Por: Emanuel Alencar*

A necessária aceleração da restauração do Rio

Armando Magalhães Corrêa foi um grande estudioso e entusiasta da restauração florestal carioca. Tendo vivido num sítio em Jacarepaguá no início dos anos 1930, coletou preciosas informações socioambientais sobre região — expostas no brilhante "O Sertão Carioca", cuja primeira edição data de 1936. É muito interessante observarmos que Magalhães Corrêa já falava, naqueles idos, da necessária recuperação da Mata Atlântica do Rio: "O aumento de ano para ano da população, nas zonas urbana, suburbana e rural, e do consumo no tráfego das estradas de ferro e mesmo nas indústrias de todos os gêneros, o gasto da lenha aumenta proporcionalmente, resultando uma destruição sistemática de alqueires de matas (...) precisamos, pois, cuidar do replantio das árvores de corte".

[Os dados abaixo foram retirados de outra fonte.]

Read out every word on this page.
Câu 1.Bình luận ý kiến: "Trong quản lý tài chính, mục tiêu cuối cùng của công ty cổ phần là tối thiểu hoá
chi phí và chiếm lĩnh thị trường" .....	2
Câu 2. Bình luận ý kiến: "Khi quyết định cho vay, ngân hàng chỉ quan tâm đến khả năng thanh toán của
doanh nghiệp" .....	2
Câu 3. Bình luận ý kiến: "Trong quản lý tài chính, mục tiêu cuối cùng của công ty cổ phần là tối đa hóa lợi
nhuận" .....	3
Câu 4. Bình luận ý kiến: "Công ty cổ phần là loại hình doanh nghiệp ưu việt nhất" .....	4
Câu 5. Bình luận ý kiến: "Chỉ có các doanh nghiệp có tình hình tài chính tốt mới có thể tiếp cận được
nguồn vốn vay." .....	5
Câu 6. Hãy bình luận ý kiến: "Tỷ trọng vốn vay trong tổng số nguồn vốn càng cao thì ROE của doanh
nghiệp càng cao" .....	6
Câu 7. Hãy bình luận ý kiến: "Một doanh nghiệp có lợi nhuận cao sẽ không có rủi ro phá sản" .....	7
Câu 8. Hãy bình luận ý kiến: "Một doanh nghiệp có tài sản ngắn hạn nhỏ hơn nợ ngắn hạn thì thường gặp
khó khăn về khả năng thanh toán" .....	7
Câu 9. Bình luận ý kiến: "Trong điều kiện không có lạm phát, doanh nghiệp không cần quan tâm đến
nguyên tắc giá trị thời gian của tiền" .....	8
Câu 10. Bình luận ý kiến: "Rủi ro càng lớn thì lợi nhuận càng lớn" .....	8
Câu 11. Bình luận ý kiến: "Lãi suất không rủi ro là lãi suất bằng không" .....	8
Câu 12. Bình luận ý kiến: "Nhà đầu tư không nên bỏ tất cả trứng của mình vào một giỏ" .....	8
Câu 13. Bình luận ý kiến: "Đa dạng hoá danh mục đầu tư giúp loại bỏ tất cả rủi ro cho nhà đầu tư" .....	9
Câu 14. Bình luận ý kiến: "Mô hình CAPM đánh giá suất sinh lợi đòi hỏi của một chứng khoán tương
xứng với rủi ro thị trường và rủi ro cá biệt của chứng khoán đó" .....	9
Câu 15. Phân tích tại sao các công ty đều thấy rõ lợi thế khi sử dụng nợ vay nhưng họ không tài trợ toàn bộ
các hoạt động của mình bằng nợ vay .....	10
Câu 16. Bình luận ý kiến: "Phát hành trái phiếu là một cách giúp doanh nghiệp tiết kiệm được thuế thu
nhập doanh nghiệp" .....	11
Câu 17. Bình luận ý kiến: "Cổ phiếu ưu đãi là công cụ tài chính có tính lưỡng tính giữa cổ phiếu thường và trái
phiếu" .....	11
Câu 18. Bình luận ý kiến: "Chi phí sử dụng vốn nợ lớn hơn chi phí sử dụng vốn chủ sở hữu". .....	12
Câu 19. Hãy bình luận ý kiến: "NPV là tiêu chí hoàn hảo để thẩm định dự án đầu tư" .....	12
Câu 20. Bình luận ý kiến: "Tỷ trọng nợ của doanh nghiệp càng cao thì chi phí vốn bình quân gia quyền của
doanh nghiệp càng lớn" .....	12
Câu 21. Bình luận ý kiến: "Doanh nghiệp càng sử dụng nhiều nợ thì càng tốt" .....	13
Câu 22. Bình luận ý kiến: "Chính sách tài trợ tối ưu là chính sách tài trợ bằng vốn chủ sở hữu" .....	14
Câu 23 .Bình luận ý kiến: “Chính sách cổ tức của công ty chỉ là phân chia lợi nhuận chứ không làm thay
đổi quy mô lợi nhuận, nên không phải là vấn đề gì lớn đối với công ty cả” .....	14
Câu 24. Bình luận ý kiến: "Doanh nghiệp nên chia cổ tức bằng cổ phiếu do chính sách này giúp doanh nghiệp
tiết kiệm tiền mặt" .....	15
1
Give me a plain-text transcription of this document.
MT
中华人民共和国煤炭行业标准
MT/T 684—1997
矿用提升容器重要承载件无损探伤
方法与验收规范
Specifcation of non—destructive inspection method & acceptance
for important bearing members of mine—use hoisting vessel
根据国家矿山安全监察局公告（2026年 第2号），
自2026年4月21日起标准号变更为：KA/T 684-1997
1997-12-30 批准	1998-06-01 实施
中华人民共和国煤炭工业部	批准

A defesa do desenvolvimento econômico e da redução das desigualdades com a floresta em pé como base de sustentação ganhou corpo desde então. Meio século após a assertiva de Magalhães Corrêa, o Rio empreendia o seu grande programa público de restauração florestal — em 1986 a primeira muda do Mutirão de Reflorestamento era fincada no Morro São José Operário, na Praça Seca. Chegamos a 2024 com reflexões importantes a serem feitas. Se por um lado em 38 anos a cidade recuperou mais de 3.400 hectares — quase um Parque Nacional da Tijuca — e morros e encostas ganharam 10 milhões de mudas, por outro, houve desaceleração do ritmo de plantio com o passar do tempo. Ampliar o programa faz todo o sentido em tempos de enfrentamento à emergência do clima.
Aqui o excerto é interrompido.